In Freud’s, The Interpretation of Dream, he says that desires and wishes are suppressed through the unconscious. These dreams consist of condensed images that eventually turn out to be translations of this unconscious material

It isn’t until Bella does something dangerous that she is able to see Edward’s face and hear his voice. “This had to be it, the recipe for a hallucination-adrenaline plus danger plus stupidity” (Meyer, 188). Bella becomes a narcissist, doing anything that risks her life, just so she can see Edward and hear him go against her actions. In Strangers to Ourselves: Psychoanalysis, the idea of narcissism according to Freud is discussed.

“[Neurotic symptoms] frequently displace desires, or anxieties, or drive energies that are unconscious onto expressive activities or compulsive thoughts.

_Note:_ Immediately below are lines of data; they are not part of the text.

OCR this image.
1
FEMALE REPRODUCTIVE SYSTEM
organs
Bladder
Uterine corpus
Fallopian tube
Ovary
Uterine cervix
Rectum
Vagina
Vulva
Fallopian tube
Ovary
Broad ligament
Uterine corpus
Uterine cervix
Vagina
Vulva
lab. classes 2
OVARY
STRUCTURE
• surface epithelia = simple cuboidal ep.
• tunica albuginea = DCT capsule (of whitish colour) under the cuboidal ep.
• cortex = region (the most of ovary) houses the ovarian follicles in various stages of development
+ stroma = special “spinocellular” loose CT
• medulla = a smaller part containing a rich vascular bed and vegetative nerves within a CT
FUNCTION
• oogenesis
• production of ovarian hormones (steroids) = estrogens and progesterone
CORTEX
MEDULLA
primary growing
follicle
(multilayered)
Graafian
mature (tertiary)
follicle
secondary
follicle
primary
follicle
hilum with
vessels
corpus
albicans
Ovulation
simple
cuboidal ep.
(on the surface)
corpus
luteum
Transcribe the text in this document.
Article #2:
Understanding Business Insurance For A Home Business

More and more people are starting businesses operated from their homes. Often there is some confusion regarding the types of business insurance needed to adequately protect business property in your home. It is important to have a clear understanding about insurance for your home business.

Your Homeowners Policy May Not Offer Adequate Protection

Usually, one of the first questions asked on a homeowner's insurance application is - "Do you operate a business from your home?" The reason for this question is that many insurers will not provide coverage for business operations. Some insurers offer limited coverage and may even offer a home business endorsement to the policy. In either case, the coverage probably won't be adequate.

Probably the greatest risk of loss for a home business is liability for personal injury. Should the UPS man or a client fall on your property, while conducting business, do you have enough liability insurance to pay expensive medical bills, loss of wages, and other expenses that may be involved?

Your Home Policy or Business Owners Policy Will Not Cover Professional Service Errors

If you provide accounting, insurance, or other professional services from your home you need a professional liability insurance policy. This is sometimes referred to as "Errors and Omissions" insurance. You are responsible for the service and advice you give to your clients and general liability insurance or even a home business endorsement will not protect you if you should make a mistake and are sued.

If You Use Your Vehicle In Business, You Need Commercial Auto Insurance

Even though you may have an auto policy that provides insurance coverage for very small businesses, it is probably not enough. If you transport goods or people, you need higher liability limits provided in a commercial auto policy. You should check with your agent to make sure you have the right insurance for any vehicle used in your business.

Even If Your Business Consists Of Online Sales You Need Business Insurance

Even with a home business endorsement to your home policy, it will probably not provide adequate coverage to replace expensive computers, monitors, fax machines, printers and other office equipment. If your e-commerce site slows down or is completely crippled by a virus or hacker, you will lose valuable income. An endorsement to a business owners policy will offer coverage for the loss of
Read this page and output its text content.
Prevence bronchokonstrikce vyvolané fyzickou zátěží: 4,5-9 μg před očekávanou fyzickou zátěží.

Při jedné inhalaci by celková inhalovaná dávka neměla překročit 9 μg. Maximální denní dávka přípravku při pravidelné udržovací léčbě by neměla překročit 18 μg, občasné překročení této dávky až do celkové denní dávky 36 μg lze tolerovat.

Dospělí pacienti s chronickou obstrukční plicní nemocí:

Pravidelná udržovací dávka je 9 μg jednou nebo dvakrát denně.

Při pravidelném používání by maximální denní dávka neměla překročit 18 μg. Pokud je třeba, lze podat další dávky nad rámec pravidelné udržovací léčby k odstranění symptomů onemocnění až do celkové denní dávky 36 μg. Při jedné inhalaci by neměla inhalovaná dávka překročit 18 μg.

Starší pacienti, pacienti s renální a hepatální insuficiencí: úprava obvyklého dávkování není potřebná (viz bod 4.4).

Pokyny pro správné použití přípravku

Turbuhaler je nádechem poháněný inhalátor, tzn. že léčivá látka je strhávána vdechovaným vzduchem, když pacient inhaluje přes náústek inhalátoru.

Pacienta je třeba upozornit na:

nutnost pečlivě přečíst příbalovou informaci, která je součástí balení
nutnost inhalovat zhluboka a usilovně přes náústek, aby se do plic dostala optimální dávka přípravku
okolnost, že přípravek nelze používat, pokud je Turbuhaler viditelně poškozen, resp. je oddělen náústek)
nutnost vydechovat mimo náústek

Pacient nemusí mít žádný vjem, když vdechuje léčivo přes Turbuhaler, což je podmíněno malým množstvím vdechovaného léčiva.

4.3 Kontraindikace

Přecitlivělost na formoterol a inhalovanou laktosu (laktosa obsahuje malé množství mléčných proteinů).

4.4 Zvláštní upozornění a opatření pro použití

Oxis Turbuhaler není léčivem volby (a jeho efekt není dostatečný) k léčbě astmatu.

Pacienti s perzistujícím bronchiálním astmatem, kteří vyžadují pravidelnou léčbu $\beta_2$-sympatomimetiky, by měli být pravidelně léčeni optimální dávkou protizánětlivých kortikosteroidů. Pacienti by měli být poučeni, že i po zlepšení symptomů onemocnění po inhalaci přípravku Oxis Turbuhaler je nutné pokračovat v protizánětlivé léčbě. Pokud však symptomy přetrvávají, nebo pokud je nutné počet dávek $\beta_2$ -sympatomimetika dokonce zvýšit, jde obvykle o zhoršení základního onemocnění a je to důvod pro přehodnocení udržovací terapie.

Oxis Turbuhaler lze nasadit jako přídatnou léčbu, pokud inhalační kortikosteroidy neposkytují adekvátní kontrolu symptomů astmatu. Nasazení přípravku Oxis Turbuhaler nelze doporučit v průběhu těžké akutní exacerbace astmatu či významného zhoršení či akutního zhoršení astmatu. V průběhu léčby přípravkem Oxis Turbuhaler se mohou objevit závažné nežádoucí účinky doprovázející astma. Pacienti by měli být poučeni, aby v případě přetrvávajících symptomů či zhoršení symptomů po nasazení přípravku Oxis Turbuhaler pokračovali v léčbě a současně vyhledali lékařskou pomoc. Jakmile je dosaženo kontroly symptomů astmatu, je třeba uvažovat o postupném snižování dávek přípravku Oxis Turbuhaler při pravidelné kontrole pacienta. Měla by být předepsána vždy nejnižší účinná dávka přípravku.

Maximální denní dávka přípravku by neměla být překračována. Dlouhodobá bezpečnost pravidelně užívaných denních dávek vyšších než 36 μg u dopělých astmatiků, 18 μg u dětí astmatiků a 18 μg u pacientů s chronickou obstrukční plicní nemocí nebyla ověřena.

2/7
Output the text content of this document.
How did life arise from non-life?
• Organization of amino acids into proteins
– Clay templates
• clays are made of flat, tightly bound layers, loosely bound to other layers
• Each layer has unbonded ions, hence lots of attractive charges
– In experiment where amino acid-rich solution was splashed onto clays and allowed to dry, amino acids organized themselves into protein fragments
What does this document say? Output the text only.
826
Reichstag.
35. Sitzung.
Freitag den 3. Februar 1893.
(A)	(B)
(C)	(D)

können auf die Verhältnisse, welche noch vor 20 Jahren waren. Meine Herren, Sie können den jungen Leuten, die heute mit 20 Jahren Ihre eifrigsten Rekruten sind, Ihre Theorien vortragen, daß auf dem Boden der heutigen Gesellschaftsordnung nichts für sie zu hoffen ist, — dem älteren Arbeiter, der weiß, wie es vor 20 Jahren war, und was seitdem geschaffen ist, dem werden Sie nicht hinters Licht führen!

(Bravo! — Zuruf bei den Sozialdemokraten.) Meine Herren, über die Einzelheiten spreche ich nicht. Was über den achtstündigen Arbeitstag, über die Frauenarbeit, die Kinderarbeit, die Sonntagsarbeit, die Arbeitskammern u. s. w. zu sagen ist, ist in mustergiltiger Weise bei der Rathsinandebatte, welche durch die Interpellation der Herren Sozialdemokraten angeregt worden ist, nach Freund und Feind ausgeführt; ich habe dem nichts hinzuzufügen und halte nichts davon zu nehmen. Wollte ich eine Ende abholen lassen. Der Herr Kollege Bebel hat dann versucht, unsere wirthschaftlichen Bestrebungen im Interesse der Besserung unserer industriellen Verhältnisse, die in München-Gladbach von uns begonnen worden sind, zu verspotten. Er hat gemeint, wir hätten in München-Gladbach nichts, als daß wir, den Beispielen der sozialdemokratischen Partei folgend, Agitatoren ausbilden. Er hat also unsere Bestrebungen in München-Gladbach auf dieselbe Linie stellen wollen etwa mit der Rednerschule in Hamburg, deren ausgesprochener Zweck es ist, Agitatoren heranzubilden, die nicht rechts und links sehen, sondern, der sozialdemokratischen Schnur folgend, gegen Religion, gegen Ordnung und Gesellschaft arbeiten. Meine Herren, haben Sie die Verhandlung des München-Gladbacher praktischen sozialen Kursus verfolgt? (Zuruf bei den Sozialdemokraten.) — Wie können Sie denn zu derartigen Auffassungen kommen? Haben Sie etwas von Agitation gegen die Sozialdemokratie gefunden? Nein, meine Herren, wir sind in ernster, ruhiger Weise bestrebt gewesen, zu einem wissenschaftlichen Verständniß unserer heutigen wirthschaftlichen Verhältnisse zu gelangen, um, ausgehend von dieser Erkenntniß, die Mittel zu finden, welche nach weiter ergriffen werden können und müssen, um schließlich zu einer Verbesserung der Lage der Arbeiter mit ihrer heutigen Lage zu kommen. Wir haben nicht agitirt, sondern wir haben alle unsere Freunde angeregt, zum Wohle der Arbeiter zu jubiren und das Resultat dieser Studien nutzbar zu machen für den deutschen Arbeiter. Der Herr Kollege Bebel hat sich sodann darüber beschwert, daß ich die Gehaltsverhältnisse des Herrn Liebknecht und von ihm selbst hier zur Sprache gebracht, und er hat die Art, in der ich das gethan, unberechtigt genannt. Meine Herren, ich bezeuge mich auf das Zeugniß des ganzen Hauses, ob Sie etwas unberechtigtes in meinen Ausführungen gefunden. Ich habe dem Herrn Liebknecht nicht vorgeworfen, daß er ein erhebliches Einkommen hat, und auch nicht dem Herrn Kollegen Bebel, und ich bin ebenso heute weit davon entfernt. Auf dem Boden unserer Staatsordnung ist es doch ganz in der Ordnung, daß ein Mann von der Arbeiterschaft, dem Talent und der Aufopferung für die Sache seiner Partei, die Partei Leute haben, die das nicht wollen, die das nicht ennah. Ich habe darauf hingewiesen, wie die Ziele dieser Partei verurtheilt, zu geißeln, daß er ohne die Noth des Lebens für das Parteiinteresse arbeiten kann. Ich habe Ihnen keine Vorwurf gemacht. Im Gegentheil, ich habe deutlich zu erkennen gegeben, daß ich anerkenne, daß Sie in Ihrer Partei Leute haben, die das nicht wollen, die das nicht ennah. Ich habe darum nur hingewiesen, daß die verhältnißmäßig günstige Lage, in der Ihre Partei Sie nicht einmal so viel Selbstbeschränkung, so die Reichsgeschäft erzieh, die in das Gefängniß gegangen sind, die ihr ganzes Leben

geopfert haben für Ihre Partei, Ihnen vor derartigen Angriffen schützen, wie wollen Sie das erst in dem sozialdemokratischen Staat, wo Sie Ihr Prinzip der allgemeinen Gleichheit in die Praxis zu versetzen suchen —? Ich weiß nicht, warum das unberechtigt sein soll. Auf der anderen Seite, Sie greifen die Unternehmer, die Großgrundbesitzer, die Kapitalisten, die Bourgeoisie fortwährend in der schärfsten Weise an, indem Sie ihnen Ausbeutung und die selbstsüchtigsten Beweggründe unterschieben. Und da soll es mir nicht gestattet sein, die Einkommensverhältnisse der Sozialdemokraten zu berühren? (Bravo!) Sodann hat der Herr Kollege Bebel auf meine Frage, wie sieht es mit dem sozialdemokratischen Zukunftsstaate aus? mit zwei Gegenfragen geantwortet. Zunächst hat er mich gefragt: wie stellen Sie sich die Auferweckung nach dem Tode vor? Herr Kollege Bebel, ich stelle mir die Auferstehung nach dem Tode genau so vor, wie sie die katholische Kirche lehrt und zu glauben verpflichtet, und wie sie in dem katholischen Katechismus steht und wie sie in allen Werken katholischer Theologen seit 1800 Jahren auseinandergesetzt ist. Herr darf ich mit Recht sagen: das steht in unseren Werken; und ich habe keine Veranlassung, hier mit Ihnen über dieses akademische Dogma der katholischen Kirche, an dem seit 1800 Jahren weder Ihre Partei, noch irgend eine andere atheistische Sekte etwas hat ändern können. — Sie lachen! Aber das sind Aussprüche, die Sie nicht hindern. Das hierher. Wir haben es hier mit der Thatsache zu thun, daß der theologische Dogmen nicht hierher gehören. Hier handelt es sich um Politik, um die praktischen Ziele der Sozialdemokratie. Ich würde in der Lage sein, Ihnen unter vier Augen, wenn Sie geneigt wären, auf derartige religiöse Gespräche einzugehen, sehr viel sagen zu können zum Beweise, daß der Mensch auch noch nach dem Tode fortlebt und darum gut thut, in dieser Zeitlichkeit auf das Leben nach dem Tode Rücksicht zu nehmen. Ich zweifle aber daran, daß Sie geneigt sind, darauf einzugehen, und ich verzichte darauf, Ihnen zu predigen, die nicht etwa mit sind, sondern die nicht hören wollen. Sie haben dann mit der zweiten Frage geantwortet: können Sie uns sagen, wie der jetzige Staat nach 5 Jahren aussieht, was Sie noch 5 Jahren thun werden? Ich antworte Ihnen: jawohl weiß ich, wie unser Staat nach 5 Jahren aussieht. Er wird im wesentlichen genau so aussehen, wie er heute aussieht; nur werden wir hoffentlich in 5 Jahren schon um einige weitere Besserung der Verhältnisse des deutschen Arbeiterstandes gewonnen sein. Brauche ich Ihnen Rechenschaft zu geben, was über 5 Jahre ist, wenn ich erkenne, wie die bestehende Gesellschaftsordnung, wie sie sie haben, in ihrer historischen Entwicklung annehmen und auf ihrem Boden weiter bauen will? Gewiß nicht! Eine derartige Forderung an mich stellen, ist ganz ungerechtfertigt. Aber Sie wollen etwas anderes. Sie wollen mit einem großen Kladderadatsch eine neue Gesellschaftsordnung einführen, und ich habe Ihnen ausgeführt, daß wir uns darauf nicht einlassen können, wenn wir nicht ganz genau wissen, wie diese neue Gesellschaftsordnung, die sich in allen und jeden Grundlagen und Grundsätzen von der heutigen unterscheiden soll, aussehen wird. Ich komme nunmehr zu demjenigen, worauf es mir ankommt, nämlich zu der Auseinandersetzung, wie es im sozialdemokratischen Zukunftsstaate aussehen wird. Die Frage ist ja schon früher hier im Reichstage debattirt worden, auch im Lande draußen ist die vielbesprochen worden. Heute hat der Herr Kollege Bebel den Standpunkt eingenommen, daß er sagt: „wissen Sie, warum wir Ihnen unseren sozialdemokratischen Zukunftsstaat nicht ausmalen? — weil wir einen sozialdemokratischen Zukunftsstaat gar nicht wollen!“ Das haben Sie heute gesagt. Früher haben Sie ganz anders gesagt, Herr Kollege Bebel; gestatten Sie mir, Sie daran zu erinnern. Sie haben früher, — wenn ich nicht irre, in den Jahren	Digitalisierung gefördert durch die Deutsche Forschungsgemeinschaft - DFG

Such symptoms perform a variety of translative procedures on unconscious material, from compromise formation to inversion” (Rivkin, 390).

Twilight, and especially New Moon, contain many aspects of psychoanaylsis. From Bella's unconsious desires that relive in her nightmares, to her narcissistic behavior in order to achieve a sense of peace. Bella's character also falls victim to the Oedipis Complex with her complicated relationship involving her father Charlie.




Chodorow, Nancy. "Pre-Oedipal Gender Configurations." Literary Theory: An Anthology. Second Ed. Julie Rivkin & Michael Ryan. Malden, MA: Blackwell Publishing Ltd., 2004. 470-486. Print.

Freud, Sigmund. "The Interpretation of Dreams." Literary Theory: An Anthology. Second Ed. Julie Rivkin & Michael Ryan. Malden, MA: Blackwell Publishing Ltd., 2004. 397-414. Print.

Meyer, Stephenie. New Moon. New York: Little, Brown and, 2006. Print.

Meyer, Stephenie. Twilight. New York: Little, Brown and, 2005. Print.

Rivkin, J. and Ryan, M. "Introduction:Strangers to Ourselves: Psychoanaylsis." Literary Theory: An Anthology. Second Ed. Julie Rivkin & Michael Ryan. Malden, MA: Blackwell Publishing Ltd., 2004. 389-396. Print.